February 12, 2020 — New York
AJC blasted the discriminatory “blacklist” released today by the UN High Commissioner for Human Rights of Israeli and international companies that have business activities in the West Bank and eastern Jerusalem.
“The world body’s endless hypocrisy and double standards toward Israel are staggering,” said AJC CEO David Harris. “Of all the situations in the world in which territory is disputed, the UN chooses only to focus on Israel. Why? We call on Secretary General Guterres to denounce this outrageous assault on the Jewish state.
Preparation of the list of 112 business entities was mandated by a 2016 Human Rights Council (UNHRC) resolution. The council, since its establishment in 2006, has repeatedly singled out and censured Israel, while ignoring massive human rights violations in other parts of the world. Most egregious is the Council’s agenda item 7, as it subjects Israel to separate scrutiny in a way not done for any of the other 192 UN member states, including the world’s serial human rights violators, some of whom actually sit in the UNHRC.
“We urge those principled Human Rights Council member states to reject this blacklist, which evokes echoes of Nazi-triggered boycotts and blacklists against Jews, when they convene later this month,” said Harris. “This initiative should never have received the support of governments seeking to encourage the parties to the Israeli-Palestinian conflict to engage in direct negotiations and pursue an enduring two-state accord.”

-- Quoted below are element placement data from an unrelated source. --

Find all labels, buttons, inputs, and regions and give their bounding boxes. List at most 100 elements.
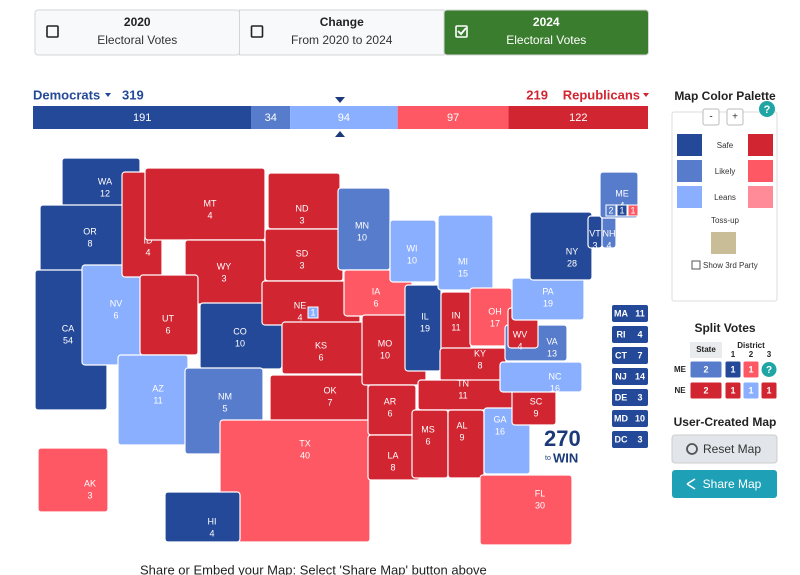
vote-bar: 191 34 94 97 122 [33,106,648,129]
split-value: 1 [748,385,753,395]
state-votes: 17 [490,318,500,328]
split-value: 1 [766,385,771,395]
state-abbr: MN [355,220,369,230]
split-box[interactable] [742,381,760,400]
state-votes: 8 [390,462,395,472]
state-votes: 6 [425,436,430,446]
small-state[interactable] [612,326,648,343]
plus-label: + [732,112,738,123]
small-state-votes: 3 [637,434,642,444]
state-votes: 3 [299,215,304,225]
share-button[interactable] [672,470,777,498]
split-state: ME [674,365,687,374]
help-icon[interactable] [759,101,775,117]
state-abbr: LA [387,450,398,460]
state-shape[interactable] [529,211,593,281]
state-abbr: WY [217,261,232,271]
split-box[interactable] [689,360,723,379]
state-abbr: WA [98,176,112,186]
small-state[interactable] [612,347,648,364]
state-shape[interactable] [164,491,241,543]
state-shape[interactable] [389,219,437,283]
tossup-label: Toss-up [711,216,740,225]
rep-swatch[interactable] [748,160,773,182]
state-votes: 3 [87,490,92,500]
small-state[interactable] [612,431,648,448]
state-shape[interactable] [479,474,573,546]
state-abbr: NV [110,298,123,308]
split-value: 1 [748,364,753,374]
state-shape[interactable] [37,447,109,513]
split-box[interactable] [760,381,778,400]
state-header-bg [690,342,722,358]
state-abbr: NH [603,228,616,238]
bar-segment [290,106,398,129]
dem-swatch[interactable] [677,186,702,208]
split-box[interactable] [724,381,742,400]
small-state-votes: 3 [637,392,642,402]
state-votes: 12 [100,188,110,198]
state-votes: 3 [592,240,597,250]
tab-subtitle: Electoral Votes [506,33,586,47]
logo-to: to [545,455,551,462]
state-abbr: HI [208,516,217,526]
state-votes: 8 [477,360,482,370]
split-value: 2 [703,385,708,395]
split-box[interactable] [724,360,742,379]
split-box[interactable] [689,381,723,400]
state-shape[interactable] [437,214,494,291]
small-state-abbr: NJ [615,371,627,381]
share-icon [686,478,696,490]
state-votes: 3 [299,260,304,270]
state-votes: 6 [373,298,378,308]
check-mark [457,27,467,36]
state-votes: 5 [222,403,227,413]
state-votes: 40 [300,450,310,460]
palette-title: Map Color Palette [674,89,776,103]
midpoint-marker [335,97,345,103]
bar-segment [251,106,291,129]
plus-button[interactable] [726,108,744,126]
small-state-abbr: RI [617,329,626,339]
tossup-swatch[interactable] [711,232,736,254]
small-state-votes: 4 [637,329,642,339]
dem-swatch[interactable] [677,160,702,182]
state-shape[interactable] [269,374,369,426]
small-state[interactable] [612,368,648,385]
state-shape[interactable] [499,361,583,393]
reset-button[interactable] [671,434,778,464]
tab-title: 2020 [124,15,151,29]
dem-swatch[interactable] [677,134,702,156]
tab[interactable] [443,9,649,56]
help-icon[interactable] [761,362,777,377]
split-box[interactable] [742,360,760,379]
district-value: 1 [619,205,624,215]
state-abbr: VT [589,228,601,238]
tab[interactable] [239,9,445,56]
rep-swatch[interactable] [748,186,773,208]
state-abbr: AZ [152,383,164,393]
small-state-votes: 7 [637,350,642,360]
small-state[interactable] [612,389,648,406]
district-box [605,204,617,217]
state-shape[interactable] [39,204,129,274]
split-title: Split Votes [694,321,755,335]
state-votes: 4 [209,528,214,538]
midpoint-marker [335,131,345,137]
segment-label: 97 [447,112,459,124]
palette-box [671,111,778,302]
state-shape[interactable] [219,419,371,543]
footer-text: Share or Embed your Map: Select 'Share M… [140,562,487,575]
state-abbr: IN [452,310,461,320]
minus-button[interactable] [702,108,720,126]
third-party-checkbox[interactable] [691,260,701,270]
state-votes: 30 [535,500,545,510]
district-header: District [737,341,765,350]
small-state-abbr: DC [615,434,628,444]
small-state[interactable] [612,410,648,427]
state-abbr: TX [299,438,311,448]
small-state[interactable] [612,305,648,322]
palette-label: Likely [715,167,735,176]
rep-swatch[interactable] [748,134,773,156]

Release of the blacklist comes amidst persistent efforts by the BDS movement, a global initiative to boycott, divest from, and impose sanctions on Israel. The BDS movement, which rejects Israel’s very existence, will no doubt use the UN database to intensify its policy of intimidating companies that do business in or with Israeli population centers in the West Bank, eastern Jerusalem, and the Golan – a first step in its strategy to boycott all Israeli goods.

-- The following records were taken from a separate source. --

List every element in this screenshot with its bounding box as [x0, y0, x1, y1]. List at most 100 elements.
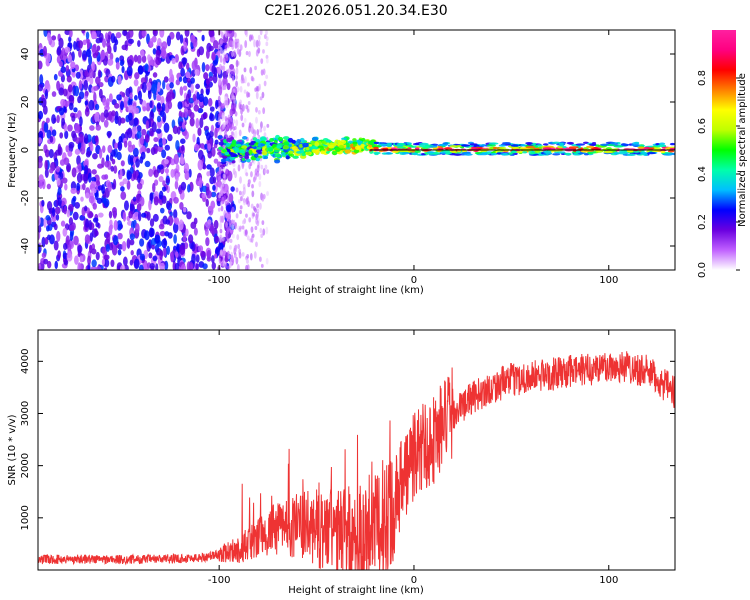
heatmap-cell	[119, 55, 125, 62]
heatmap-cell	[198, 177, 203, 188]
heatmap-cell	[154, 179, 159, 186]
heatmap-cell	[44, 89, 49, 100]
heatmap-cell	[159, 262, 165, 270]
heatmap-cell	[173, 196, 179, 204]
heatmap-cell	[218, 113, 221, 118]
heatmap-cell	[186, 261, 192, 270]
heatmap-cell	[92, 217, 99, 223]
heatmap-cell	[54, 260, 58, 270]
heatmap-cell	[155, 57, 162, 66]
heatmap-cell	[133, 117, 139, 126]
heatmap-cell	[368, 140, 376, 146]
heatmap-cell	[172, 125, 179, 135]
heatmap-cell	[231, 224, 235, 230]
heatmap-cell	[196, 30, 203, 33]
heatmap-cell	[291, 146, 298, 151]
heatmap-cell	[453, 153, 462, 156]
heatmap-cell	[525, 141, 533, 145]
heatmap-cell	[64, 30, 71, 36]
heatmap-cell	[89, 144, 94, 152]
heatmap-cell	[651, 147, 662, 150]
heatmap-cell	[412, 152, 418, 156]
heatmap-cell	[213, 158, 219, 164]
heatmap-cell	[212, 39, 219, 49]
heatmap-cell	[632, 142, 640, 145]
heatmap-cell	[166, 245, 170, 255]
heatmap-cell	[72, 211, 79, 221]
colorbar-tick-label: 0.0	[697, 262, 708, 278]
heatmap-cell	[223, 84, 227, 91]
heatmap-cell	[267, 147, 274, 152]
heatmap-cell	[373, 146, 379, 150]
heatmap-cell	[256, 211, 259, 219]
heatmap-cell	[212, 176, 217, 184]
heatmap-cell	[187, 184, 191, 193]
heatmap-cell	[266, 169, 270, 174]
heatmap-cell	[117, 140, 123, 152]
heatmap-cell	[141, 55, 147, 63]
heatmap-cell	[232, 119, 236, 124]
heatmap-cell	[173, 153, 180, 165]
heatmap-cell	[56, 80, 61, 91]
heatmap-cell	[223, 210, 227, 218]
heatmap-cell	[98, 82, 104, 88]
heatmap-cell	[68, 217, 74, 226]
heatmap-cell	[45, 225, 50, 232]
heatmap-cell	[164, 158, 169, 165]
heatmap-cell	[245, 158, 251, 163]
heatmap-cell	[128, 30, 134, 38]
heatmap-cell	[82, 183, 86, 191]
heatmap-cell	[243, 67, 247, 73]
heatmap-cell	[165, 52, 172, 64]
heatmap-cell	[178, 219, 184, 231]
heatmap-cell	[104, 32, 109, 41]
heatmap-cell	[228, 73, 232, 79]
heatmap-cell	[100, 50, 106, 60]
heatmap-cell	[229, 124, 233, 131]
heatmap-cell	[182, 207, 187, 213]
heatmap-y-tick-label: 20	[20, 96, 31, 109]
heatmap-cell	[261, 137, 267, 141]
heatmap-cell	[296, 150, 303, 154]
heatmap-cell	[193, 227, 198, 236]
heatmap-cell	[314, 141, 320, 147]
heatmap-cell	[105, 102, 110, 108]
heatmap-cell	[38, 243, 41, 254]
heatmap-cell	[71, 71, 76, 78]
heatmap-cell	[198, 93, 205, 103]
heatmap-cell	[191, 60, 198, 71]
snr-y-tick-label: 3000	[20, 401, 31, 426]
heatmap-cell	[587, 151, 597, 154]
heatmap-cell	[38, 84, 44, 92]
heatmap-cell	[191, 253, 196, 265]
heatmap-cell	[84, 205, 88, 212]
heatmap-cell	[253, 39, 256, 48]
heatmap-x-axis-title: Height of straight line (km)	[288, 285, 424, 296]
heatmap-cell	[153, 137, 159, 143]
heatmap-cell	[262, 228, 266, 236]
heatmap-cell	[568, 146, 579, 149]
heatmap-cell	[233, 49, 236, 58]
heatmap-cell	[96, 197, 103, 204]
heatmap-cell	[206, 249, 211, 260]
heatmap-cell	[79, 255, 84, 263]
heatmap-cell	[184, 170, 190, 181]
heatmap-cell	[637, 146, 645, 149]
heatmap-cell	[43, 217, 47, 228]
heatmap-cell	[274, 159, 281, 164]
heatmap-cell	[274, 153, 281, 158]
snr-x-tick-label: 100	[599, 575, 618, 586]
heatmap-cell	[178, 61, 183, 70]
heatmap-cell	[219, 234, 223, 240]
heatmap-cell	[117, 115, 122, 126]
heatmap-cell	[235, 67, 239, 75]
heatmap-y-tick-label: 0	[20, 147, 31, 153]
heatmap-cell	[77, 262, 82, 270]
heatmap-cell	[218, 176, 221, 182]
heatmap-cell	[520, 144, 527, 147]
heatmap-cell	[225, 142, 231, 148]
heatmap-cell	[107, 181, 112, 193]
heatmap-cell	[141, 128, 147, 136]
heatmap-cell	[207, 97, 213, 107]
heatmap-cell	[281, 152, 286, 156]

The database initiative, as seen in previous boycott efforts targeting Israel, would hurt not only the listed companies, but also inflict economic hardships on hundreds of thousands of Palestinians in eastern Jerusalem and the West Bank, who earn their livelihood as employees of such companies or depend on their services and products as consumers.

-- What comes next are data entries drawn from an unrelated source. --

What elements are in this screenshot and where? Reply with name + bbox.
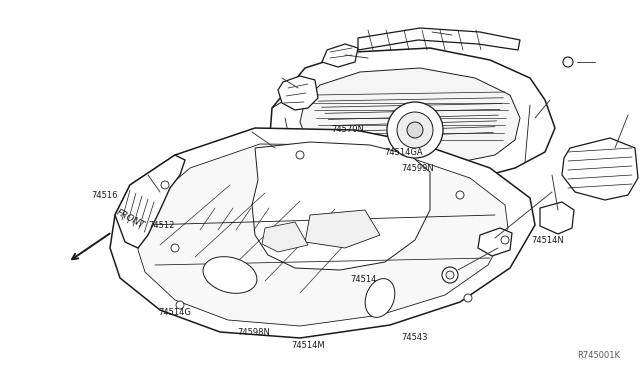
Ellipse shape — [203, 257, 257, 294]
Polygon shape — [358, 28, 520, 50]
Text: 74514N: 74514N — [531, 236, 564, 245]
Text: 74570N: 74570N — [332, 125, 364, 134]
Polygon shape — [322, 44, 358, 67]
Circle shape — [446, 271, 454, 279]
Text: 74543: 74543 — [401, 333, 428, 341]
Text: 74599N: 74599N — [401, 164, 434, 173]
Circle shape — [563, 57, 573, 67]
Circle shape — [176, 301, 184, 309]
Text: 74514GA: 74514GA — [384, 148, 422, 157]
Text: 74598N: 74598N — [237, 328, 269, 337]
Text: 74514: 74514 — [351, 275, 377, 283]
Text: 74512: 74512 — [148, 221, 175, 230]
Polygon shape — [562, 138, 638, 200]
Circle shape — [387, 102, 443, 158]
Polygon shape — [262, 222, 308, 252]
Circle shape — [464, 294, 472, 302]
Text: FRONT: FRONT — [115, 208, 147, 230]
Circle shape — [161, 181, 169, 189]
Text: 74514G: 74514G — [159, 308, 191, 317]
Circle shape — [397, 112, 433, 148]
Polygon shape — [138, 144, 508, 326]
Polygon shape — [305, 210, 380, 248]
Polygon shape — [300, 68, 520, 167]
Polygon shape — [278, 76, 318, 110]
Polygon shape — [540, 202, 574, 234]
Polygon shape — [252, 142, 430, 270]
Polygon shape — [270, 48, 555, 185]
Circle shape — [442, 267, 458, 283]
Circle shape — [296, 151, 304, 159]
Ellipse shape — [365, 279, 395, 317]
Circle shape — [407, 122, 423, 138]
Text: 74514M: 74514M — [291, 341, 325, 350]
Text: R745001K: R745001K — [577, 351, 620, 360]
Circle shape — [171, 244, 179, 252]
Circle shape — [456, 191, 464, 199]
Polygon shape — [110, 128, 535, 338]
Polygon shape — [115, 155, 185, 248]
Polygon shape — [478, 228, 512, 256]
Text: 74516: 74516 — [91, 191, 117, 200]
Circle shape — [501, 236, 509, 244]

“The long history of the Arab boycott of Jewish manufactured products and goods, first launched by the Arab League in 1945 – three years before Israeli independence – to weaken the Jewish state, and maintained during the Arab-Israeli conflict, never produced positive results. Its attempted revival in the form of a UN ‘database’ is counterproductive to the goals of securing an enduring peace and sustainable development in the region,” said Harris.